Дул береговой бриз, такой тихий, что ни одной рябинки не видно было на черной безмолвной воде моря. Лунная дорожка покойно протянулась на юг, верно, до самых берегов Турции. Изредка слышался вблизи плеск тяжелых рыбачьих лодок да мелькали выше их бортов красные огоньки папирос.
И была мне мила и близка женщина, похожая сразу и на русалку из сказки, и на ту бесшабашную девчонку из конной атаки, у которой синие глаза и еще никому не отданное сердце.
Расстались мы незадолго до полного света. Перед тем, как разлучиться, тесно посидели молча.
Наконец она сказала:
– Наговорились славно и помечтали вместе. Отчего же нельзя было тогда, в первую нашу встречу? Ведь не по две молодости живем...
Опустила голову к коленям, сказала, почти удивляясь:
– Вот уйдешь и не увижу, может, больше.
– Тогда нельзя было, – запоздало возразил я. – Сама б могла догадаться.
– Почему же? Ведь глупо.
– Не глупо. Снисхожденье обижает людей. Счастье бывает только у равных. Теперь, видишь, мы на равной ноге. Прощай или до свидания, – как хочешь...
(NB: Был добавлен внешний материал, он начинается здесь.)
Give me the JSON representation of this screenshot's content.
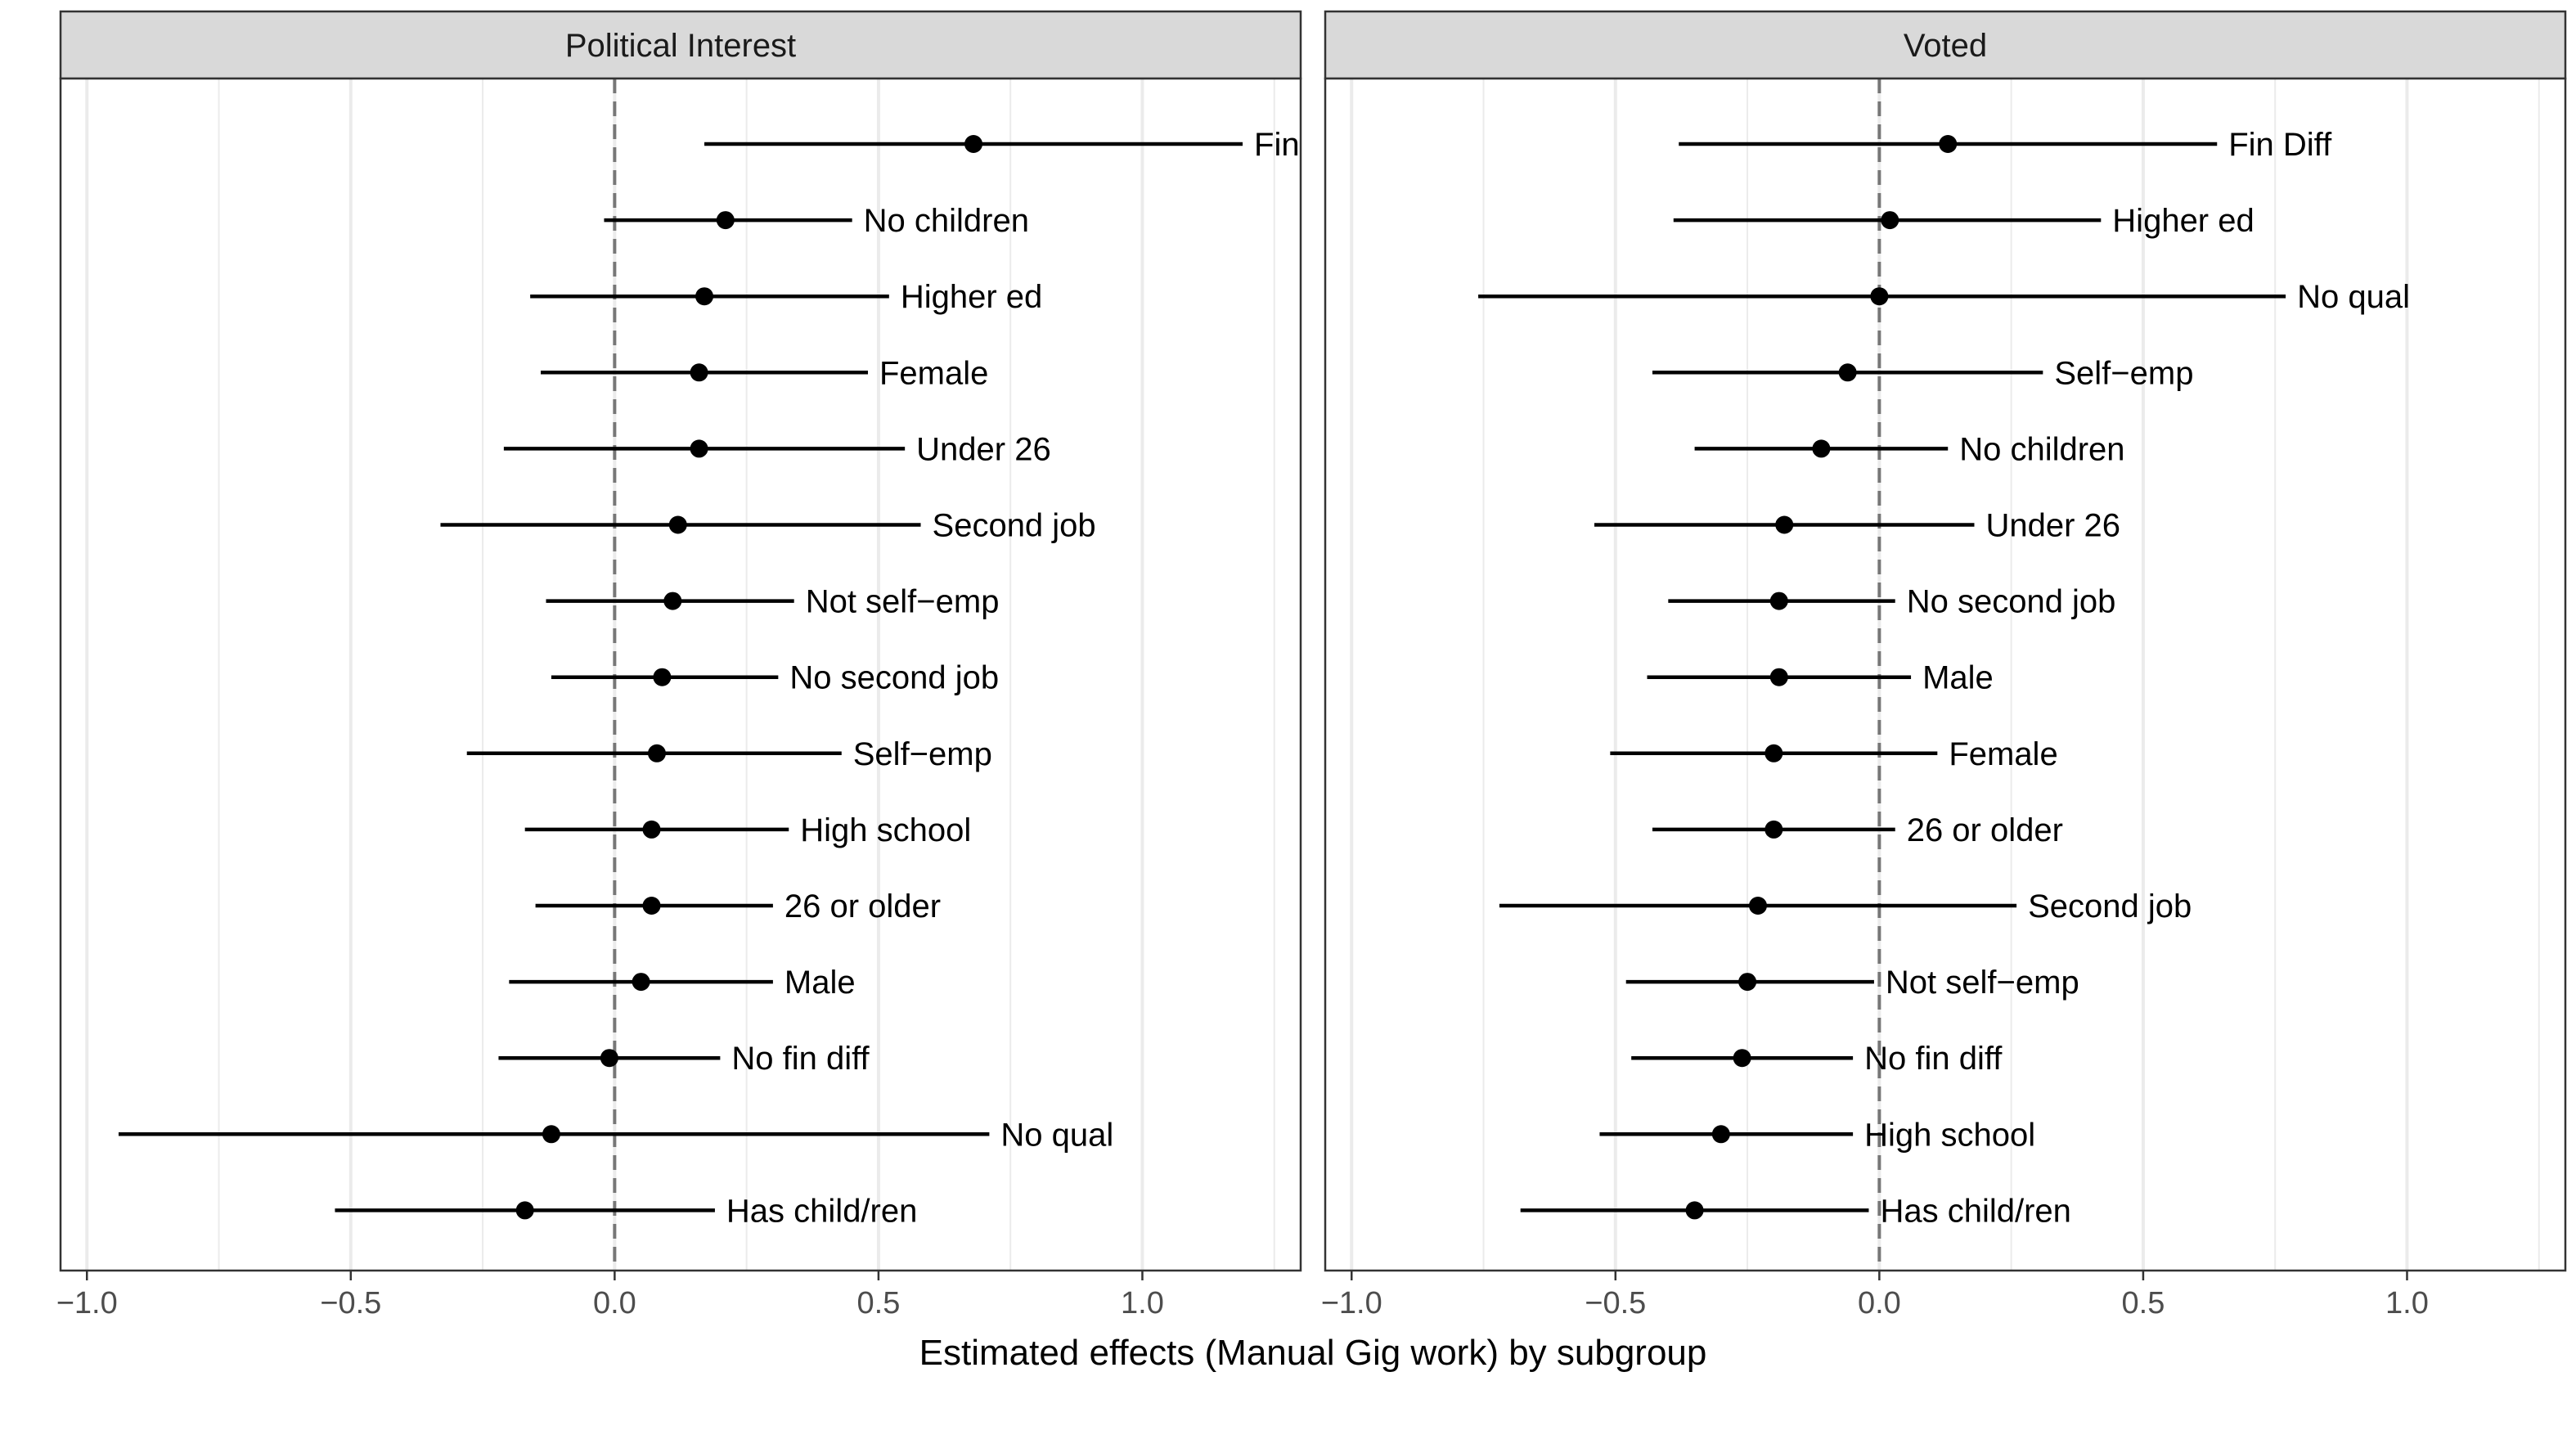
{
  "chart_data": {
    "type": "scatter",
    "xlabel": "Estimated effects (Manual Gig work) by subgroup",
    "xlim": [
      -1.05,
      1.3
    ],
    "xticks": [
      -1.0,
      -0.5,
      0.0,
      0.5,
      1.0
    ],
    "xtick_labels": [
      "−1.0",
      "−0.5",
      "0.0",
      "0.5",
      "1.0"
    ],
    "reference_line": 0.0,
    "grid": true,
    "panels": [
      {
        "title": "Political Interest",
        "points": [
          {
            "label": "Fin",
            "estimate": 0.68,
            "lower": 0.17,
            "upper": 1.19
          },
          {
            "label": "No children",
            "estimate": 0.21,
            "lower": -0.02,
            "upper": 0.45
          },
          {
            "label": "Higher ed",
            "estimate": 0.17,
            "lower": -0.16,
            "upper": 0.52
          },
          {
            "label": "Female",
            "estimate": 0.16,
            "lower": -0.14,
            "upper": 0.48
          },
          {
            "label": "Under 26",
            "estimate": 0.16,
            "lower": -0.21,
            "upper": 0.55
          },
          {
            "label": "Second job",
            "estimate": 0.12,
            "lower": -0.33,
            "upper": 0.58
          },
          {
            "label": "Not self−emp",
            "estimate": 0.11,
            "lower": -0.13,
            "upper": 0.34
          },
          {
            "label": "No second job",
            "estimate": 0.09,
            "lower": -0.12,
            "upper": 0.31
          },
          {
            "label": "Self−emp",
            "estimate": 0.08,
            "lower": -0.28,
            "upper": 0.43
          },
          {
            "label": "High school",
            "estimate": 0.07,
            "lower": -0.17,
            "upper": 0.33
          },
          {
            "label": "26 or older",
            "estimate": 0.07,
            "lower": -0.15,
            "upper": 0.3
          },
          {
            "label": "Male",
            "estimate": 0.05,
            "lower": -0.2,
            "upper": 0.3
          },
          {
            "label": "No fin diff",
            "estimate": -0.01,
            "lower": -0.22,
            "upper": 0.2
          },
          {
            "label": "No qual",
            "estimate": -0.12,
            "lower": -0.94,
            "upper": 0.71
          },
          {
            "label": "Has child/ren",
            "estimate": -0.17,
            "lower": -0.53,
            "upper": 0.19
          }
        ]
      },
      {
        "title": "Voted",
        "points": [
          {
            "label": "Fin Diff",
            "estimate": 0.13,
            "lower": -0.38,
            "upper": 0.64
          },
          {
            "label": "Higher ed",
            "estimate": 0.02,
            "lower": -0.39,
            "upper": 0.42
          },
          {
            "label": "No qual",
            "estimate": 0.0,
            "lower": -0.76,
            "upper": 0.77
          },
          {
            "label": "Self−emp",
            "estimate": -0.06,
            "lower": -0.43,
            "upper": 0.31
          },
          {
            "label": "No children",
            "estimate": -0.11,
            "lower": -0.35,
            "upper": 0.13
          },
          {
            "label": "Under 26",
            "estimate": -0.18,
            "lower": -0.54,
            "upper": 0.18
          },
          {
            "label": "No second job",
            "estimate": -0.19,
            "lower": -0.4,
            "upper": 0.03
          },
          {
            "label": "Male",
            "estimate": -0.19,
            "lower": -0.44,
            "upper": 0.06
          },
          {
            "label": "Female",
            "estimate": -0.2,
            "lower": -0.51,
            "upper": 0.11
          },
          {
            "label": "26 or older",
            "estimate": -0.2,
            "lower": -0.43,
            "upper": 0.03
          },
          {
            "label": "Second job",
            "estimate": -0.23,
            "lower": -0.72,
            "upper": 0.26
          },
          {
            "label": "Not self−emp",
            "estimate": -0.25,
            "lower": -0.48,
            "upper": -0.01
          },
          {
            "label": "No fin diff",
            "estimate": -0.26,
            "lower": -0.47,
            "upper": -0.05
          },
          {
            "label": "High school",
            "estimate": -0.3,
            "lower": -0.53,
            "upper": -0.05
          },
          {
            "label": "Has child/ren",
            "estimate": -0.35,
            "lower": -0.68,
            "upper": -0.02
          }
        ]
      }
    ]
  }
}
– Добрый тебе путь. Напиши, когда вернешься домой. Нет на земле легкого счастья, это я поняла уже.
Я шел у спокойного моря, выкинув из заплечного мешка журналы, рубаху, оставив там только башмаки и записки, – все, что мне удалось накопить за годы бродяжничества.
На море колебались алые блики, ветерок приносил легкий смоляной запах лодок, и на душе было грустно, как всегда бывает грустно, когда смотрят вслед не безразличные тебе глаза.
СЛУЧАЙНАЯ СПУТНИЦА
– Любовь – это только сказка или, может, мечта, – резко сказала женщина, рассматривая пену за кормой.
Потом перевела рассеянный взгляд на стаю дельфинов, шедшую в кабельтове от нас, и вяло улыбнулась:
– Мужчина нужен женщине и женщина – мужчине. Кто станет спорить? Но – любовь?.. Самое пылкое чувство – это всего-навсего то, без чего земля может опустеть от человека.
Она постучала согнутым пальцем по сигарете, сбивая пепел, и заключила убежденно:
– Я и не спорю. Такая выдумка нужна: она скрашивает нам жизнь и, если угодно, облагораживает ее. В этом польза сказок о любви.
Мне не хотелось спорить со случайной спутницей. Было отчетливо видно, что в жизни ее преследовали неудачи, и она возвела свою частную беду во всесветное правило.
Но раздражал тон этой женщины, ее рыжие лакированные ногти, тень презрения и недоброжелательства в вялых бесцветных глазах.
И я спросил ее грубовато:
– Может, бог сэкономил на вашем сердце?
Рядом с ней сидел человек непонятного возраста, ему можно было дать и двадцать, и тридцать лет. У него был вздернутый нос, влажные выпуклые губы, над которыми висели тонкие азиатские усы. Все его лицо казалось слепленным из разных частей, плохо пригнанных друг к другу. Чужеродной казалась и шапочка, красовавшаяся на затылке. Такие круглые шапочки, вероятно, носили французские франты еще до войны.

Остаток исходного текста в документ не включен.